Computational Methods for Alzheimer’s Disease Diagnosis: A Systematic Review of Deep Learning and Federated Learning with Clinical and Privacy Perspectives
摘要
Alzheimer’s Disease (AD) is an incurable neurodegenerative disorder that affects memory, behaviour, and cognitive abilities. Early diagnosis is crucial for managing disease progression and improving deteriorating quality of life. The objective of this systematic review is to evaluate the role of Artificial Intelligence (AI) in AD diagnosis and to analyze the existing AI techniques, datasets, and evaluation metrics. The article references sources from various platforms, including PubMed, ScienceDirect, Web of Science, ACM Digital Library, and IEEE Xplore. After a thorough evaluation of various models, existing research gaps are identified. The current research utilizes datasets such as Alzheimer’s Disease Neuroimaging Initiative, Open Access Series of Imaging Studies, and Kaggle, and key modalities include neuroimaging, biomarkers, speech analysis, transcriptomics, clinical records, and genotype. Although the diagnostic accuracy of models is high, several challenges remain, including the use of small, imbalanced datasets and limited adoption of vertical federated learning and federated transfer learning.

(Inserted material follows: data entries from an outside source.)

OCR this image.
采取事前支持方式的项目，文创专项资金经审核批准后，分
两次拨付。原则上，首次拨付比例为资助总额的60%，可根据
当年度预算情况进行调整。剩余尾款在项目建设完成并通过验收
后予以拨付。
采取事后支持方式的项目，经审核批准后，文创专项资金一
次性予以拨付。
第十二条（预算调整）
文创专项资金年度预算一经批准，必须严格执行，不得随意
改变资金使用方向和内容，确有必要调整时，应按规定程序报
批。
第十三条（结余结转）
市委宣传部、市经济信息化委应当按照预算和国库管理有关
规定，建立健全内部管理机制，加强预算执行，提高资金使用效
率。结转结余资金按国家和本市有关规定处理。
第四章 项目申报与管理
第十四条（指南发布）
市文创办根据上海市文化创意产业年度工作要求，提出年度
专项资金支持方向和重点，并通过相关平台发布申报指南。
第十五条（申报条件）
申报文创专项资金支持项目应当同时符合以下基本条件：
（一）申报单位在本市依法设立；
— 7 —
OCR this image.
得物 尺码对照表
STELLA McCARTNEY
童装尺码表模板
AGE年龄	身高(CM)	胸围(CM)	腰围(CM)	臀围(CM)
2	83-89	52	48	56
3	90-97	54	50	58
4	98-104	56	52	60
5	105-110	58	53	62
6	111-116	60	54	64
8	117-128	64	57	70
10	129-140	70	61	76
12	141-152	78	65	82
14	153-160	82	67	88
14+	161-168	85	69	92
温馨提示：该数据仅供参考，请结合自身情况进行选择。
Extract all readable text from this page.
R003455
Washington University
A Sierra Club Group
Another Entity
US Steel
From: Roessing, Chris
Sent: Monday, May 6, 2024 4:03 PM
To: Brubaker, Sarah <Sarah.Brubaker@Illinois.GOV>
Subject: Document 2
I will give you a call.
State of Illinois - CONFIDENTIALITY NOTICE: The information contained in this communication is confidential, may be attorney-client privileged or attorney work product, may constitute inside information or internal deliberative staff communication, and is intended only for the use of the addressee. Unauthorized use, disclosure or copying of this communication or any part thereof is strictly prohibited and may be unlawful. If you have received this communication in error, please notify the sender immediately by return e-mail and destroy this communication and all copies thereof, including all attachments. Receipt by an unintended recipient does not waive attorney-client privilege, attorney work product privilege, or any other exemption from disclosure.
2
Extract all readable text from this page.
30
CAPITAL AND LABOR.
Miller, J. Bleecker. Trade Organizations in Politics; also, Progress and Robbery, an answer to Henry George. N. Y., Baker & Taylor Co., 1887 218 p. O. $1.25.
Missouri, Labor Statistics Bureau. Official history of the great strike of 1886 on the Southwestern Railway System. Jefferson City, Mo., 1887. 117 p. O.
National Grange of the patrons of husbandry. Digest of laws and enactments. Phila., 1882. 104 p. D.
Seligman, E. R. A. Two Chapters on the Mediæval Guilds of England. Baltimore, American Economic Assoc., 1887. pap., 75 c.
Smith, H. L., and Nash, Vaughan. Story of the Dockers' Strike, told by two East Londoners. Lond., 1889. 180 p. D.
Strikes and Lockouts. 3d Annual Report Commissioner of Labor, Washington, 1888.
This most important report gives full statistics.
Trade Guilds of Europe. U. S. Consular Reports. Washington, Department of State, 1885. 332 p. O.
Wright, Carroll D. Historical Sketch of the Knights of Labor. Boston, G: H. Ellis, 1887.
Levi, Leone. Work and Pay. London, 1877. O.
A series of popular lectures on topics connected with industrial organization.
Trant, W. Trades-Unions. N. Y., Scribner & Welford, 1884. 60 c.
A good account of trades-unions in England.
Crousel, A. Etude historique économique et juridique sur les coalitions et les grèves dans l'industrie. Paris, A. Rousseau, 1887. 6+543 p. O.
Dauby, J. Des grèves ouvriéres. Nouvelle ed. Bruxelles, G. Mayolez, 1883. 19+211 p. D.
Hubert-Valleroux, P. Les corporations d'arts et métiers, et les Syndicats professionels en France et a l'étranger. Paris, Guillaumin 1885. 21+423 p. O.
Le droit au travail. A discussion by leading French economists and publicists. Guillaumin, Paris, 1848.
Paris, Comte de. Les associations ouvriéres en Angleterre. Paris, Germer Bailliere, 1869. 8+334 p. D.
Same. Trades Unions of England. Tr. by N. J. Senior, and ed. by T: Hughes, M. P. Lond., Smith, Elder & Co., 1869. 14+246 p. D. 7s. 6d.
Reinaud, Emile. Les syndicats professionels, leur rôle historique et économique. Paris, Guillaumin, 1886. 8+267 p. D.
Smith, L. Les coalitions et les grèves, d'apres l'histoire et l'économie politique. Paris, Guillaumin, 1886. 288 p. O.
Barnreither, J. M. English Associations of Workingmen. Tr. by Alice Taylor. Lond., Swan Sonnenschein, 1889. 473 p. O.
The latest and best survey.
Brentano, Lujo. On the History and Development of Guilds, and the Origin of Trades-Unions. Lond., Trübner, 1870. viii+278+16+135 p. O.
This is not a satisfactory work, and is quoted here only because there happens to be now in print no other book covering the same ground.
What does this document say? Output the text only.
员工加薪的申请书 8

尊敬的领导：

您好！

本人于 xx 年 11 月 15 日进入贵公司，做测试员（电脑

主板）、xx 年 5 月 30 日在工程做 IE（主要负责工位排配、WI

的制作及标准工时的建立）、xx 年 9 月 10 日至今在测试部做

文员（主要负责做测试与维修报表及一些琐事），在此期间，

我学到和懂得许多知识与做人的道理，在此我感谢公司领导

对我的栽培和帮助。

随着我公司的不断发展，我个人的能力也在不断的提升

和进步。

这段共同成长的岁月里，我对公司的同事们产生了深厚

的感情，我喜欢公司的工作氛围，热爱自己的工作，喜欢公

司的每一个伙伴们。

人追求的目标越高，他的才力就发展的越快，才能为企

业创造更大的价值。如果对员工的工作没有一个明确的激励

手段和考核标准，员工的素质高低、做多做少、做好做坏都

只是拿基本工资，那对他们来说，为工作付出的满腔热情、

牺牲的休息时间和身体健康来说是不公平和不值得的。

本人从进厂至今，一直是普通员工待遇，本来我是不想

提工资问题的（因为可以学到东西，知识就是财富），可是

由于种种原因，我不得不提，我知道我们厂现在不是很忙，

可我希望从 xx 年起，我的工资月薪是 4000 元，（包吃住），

The identified research gaps include client heterogeneity, limited computational power, limited dataset size, lack of interpretability, and inconsistencies in evaluation metrics. Next, the future research directions are outlined including the use of more multimodal data and the development of frameworks with enhanced data-sharing mechanisms and exploration of the underutilized FL paradigm to improve generalizability and clinical implementation in AD diagnostic systems. Unlike existing review articles, this systematic review provides comprehensive coverage of hyperparameters, data distribution, and Optimizer analysis.